Soviet mortars were quickly brought into firing position, and accurate shells dropped on the defensive lines once more, buying time for the attack to be restarted.

Some cavalrymen deployed their own machine-guns, and a deadly exchange commenced, lives being claimed on both sides.

Kazakov opened his eyes, the effects of his collision with the ground heavy on him still.
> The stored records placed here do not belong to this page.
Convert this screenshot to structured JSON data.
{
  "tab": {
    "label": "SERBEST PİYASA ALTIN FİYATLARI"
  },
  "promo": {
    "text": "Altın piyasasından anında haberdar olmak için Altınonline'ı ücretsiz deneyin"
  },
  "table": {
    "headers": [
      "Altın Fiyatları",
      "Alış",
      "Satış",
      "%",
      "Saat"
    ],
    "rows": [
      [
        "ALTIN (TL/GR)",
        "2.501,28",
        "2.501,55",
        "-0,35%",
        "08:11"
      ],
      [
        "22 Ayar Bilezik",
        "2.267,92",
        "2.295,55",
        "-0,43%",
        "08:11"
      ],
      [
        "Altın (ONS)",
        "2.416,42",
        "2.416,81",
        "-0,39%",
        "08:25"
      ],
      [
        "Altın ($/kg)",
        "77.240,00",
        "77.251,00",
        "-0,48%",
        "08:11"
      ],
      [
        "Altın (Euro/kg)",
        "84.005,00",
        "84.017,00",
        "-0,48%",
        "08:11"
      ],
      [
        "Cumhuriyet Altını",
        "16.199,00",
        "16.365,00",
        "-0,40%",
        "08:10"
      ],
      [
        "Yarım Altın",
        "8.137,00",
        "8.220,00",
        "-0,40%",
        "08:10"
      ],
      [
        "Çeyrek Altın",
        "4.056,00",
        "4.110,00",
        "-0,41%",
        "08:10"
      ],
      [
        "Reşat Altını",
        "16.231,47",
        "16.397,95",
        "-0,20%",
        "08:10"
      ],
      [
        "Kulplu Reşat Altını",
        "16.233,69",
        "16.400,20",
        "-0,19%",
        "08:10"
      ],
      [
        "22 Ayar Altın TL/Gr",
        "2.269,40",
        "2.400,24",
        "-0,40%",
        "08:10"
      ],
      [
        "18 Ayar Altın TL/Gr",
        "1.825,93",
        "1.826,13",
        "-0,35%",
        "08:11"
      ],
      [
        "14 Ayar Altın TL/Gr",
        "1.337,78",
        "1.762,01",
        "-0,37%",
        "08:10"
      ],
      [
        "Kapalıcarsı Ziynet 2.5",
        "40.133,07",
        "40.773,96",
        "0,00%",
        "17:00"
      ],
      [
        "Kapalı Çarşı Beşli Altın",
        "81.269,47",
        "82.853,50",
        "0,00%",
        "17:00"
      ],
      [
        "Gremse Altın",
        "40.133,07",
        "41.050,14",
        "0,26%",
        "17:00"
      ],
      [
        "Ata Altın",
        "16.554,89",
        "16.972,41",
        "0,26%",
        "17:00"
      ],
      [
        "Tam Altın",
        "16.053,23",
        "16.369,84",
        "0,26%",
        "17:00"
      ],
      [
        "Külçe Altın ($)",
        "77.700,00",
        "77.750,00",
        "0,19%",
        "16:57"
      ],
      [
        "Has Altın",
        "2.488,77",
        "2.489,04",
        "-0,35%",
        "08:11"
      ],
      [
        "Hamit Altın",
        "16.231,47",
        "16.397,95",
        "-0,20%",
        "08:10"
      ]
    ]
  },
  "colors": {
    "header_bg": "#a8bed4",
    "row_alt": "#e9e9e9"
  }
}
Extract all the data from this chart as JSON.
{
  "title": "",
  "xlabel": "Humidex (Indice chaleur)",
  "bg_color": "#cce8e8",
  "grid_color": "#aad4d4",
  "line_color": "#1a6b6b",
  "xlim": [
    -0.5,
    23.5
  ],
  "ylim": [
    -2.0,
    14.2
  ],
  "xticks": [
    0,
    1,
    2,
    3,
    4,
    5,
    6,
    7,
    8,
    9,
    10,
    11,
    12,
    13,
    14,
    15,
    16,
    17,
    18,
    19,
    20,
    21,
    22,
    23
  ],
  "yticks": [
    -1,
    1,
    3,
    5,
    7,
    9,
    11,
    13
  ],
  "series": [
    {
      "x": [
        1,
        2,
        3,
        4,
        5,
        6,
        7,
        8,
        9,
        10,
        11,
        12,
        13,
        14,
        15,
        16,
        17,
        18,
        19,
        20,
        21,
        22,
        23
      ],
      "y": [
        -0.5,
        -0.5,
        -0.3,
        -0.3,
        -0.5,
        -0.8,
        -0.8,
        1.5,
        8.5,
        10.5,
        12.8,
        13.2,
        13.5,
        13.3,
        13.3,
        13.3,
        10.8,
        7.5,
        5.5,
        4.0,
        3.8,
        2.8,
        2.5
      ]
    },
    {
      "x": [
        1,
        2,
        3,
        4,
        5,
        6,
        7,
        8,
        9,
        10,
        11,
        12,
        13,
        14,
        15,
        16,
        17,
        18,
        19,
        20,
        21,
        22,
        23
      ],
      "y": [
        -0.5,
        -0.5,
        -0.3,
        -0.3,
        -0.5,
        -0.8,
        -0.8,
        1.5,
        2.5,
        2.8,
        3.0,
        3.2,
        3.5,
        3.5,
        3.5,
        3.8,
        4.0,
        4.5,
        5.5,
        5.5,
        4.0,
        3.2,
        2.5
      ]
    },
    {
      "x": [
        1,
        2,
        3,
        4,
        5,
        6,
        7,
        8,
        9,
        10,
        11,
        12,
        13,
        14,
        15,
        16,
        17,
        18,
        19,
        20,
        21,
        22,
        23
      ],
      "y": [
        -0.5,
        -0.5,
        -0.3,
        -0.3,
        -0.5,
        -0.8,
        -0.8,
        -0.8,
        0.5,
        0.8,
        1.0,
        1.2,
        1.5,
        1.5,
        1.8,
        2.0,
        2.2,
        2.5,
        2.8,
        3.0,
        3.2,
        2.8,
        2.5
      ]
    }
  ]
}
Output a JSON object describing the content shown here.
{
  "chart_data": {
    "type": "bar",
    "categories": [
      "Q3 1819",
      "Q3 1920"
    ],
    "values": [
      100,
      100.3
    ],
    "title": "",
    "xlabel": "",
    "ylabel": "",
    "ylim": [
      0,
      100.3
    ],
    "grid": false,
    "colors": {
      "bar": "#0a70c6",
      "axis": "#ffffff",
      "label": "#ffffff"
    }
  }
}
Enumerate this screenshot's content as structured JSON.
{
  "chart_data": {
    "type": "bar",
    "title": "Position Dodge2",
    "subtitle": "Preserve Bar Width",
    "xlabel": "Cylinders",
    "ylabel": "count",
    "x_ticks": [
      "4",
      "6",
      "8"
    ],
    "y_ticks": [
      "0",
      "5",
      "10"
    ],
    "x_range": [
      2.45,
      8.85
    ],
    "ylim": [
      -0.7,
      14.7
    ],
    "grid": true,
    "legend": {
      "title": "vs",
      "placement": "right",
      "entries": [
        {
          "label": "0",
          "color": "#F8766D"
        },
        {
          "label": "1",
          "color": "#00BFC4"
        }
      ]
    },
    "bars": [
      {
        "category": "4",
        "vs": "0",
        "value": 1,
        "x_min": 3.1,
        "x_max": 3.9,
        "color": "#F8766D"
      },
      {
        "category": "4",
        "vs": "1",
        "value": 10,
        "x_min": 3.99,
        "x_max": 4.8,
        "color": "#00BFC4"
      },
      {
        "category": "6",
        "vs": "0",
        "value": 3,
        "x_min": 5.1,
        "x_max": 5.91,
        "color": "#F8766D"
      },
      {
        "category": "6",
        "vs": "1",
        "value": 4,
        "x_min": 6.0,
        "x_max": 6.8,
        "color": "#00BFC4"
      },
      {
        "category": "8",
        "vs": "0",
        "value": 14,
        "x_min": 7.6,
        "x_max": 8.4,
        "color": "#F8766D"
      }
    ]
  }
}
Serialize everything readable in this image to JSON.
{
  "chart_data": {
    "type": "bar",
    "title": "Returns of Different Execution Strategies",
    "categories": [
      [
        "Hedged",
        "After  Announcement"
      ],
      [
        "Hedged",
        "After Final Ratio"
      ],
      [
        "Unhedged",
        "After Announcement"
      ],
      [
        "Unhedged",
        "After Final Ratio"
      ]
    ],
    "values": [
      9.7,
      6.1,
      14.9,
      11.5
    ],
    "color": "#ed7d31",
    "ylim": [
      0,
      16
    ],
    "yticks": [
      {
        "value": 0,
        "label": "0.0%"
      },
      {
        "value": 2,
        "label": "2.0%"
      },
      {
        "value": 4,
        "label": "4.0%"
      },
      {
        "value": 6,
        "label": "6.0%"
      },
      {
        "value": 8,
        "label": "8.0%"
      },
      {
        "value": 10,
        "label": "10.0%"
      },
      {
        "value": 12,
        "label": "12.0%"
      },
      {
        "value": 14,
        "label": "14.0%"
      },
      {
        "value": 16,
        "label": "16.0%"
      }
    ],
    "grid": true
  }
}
His horse had been chopped from underneath him and collapsed immediately, throwing the old Cossack into the forest floor face first, temporarily stunning him.

Spitting out a combination of blood, earth, and teeth, Kazakov tried to orient himself, whilst the self-preservation part of his brain checked that he was in some sort of reasonable cover.

Babaev watched him, desperate to attract his attention but unable to move, unable to shout, unable to cry out for release.

His mount had also been shot down in the charge and the Captain had been thrown off as the dying animal fell forward, hurling him against a tree.

That would have been painful enough, but Babaev was still on that tree, transfixed by a stubby branch root that stood proudly out of his back.

Hanging two feet off the ground, the Cossack officer was dying in excruciating pain, but his damaged lungs and windpipe did not permit him the release of screaming.

He tried to speak, and managed a tortured sound, enough to attract the attention of the man he had recently humiliated.

Kazakov examined the apparition, noting the large amount of blood and protruding wood with a detached professional interest.

Shaking his head to rid himself of the final effects of his fall, he rolled over to the base of Babaev’s tree.

The officer’s eyes were streaming with tears, blood trickling from his nose and mouth, occasionally surging, fresh and crimson, occasionally absent.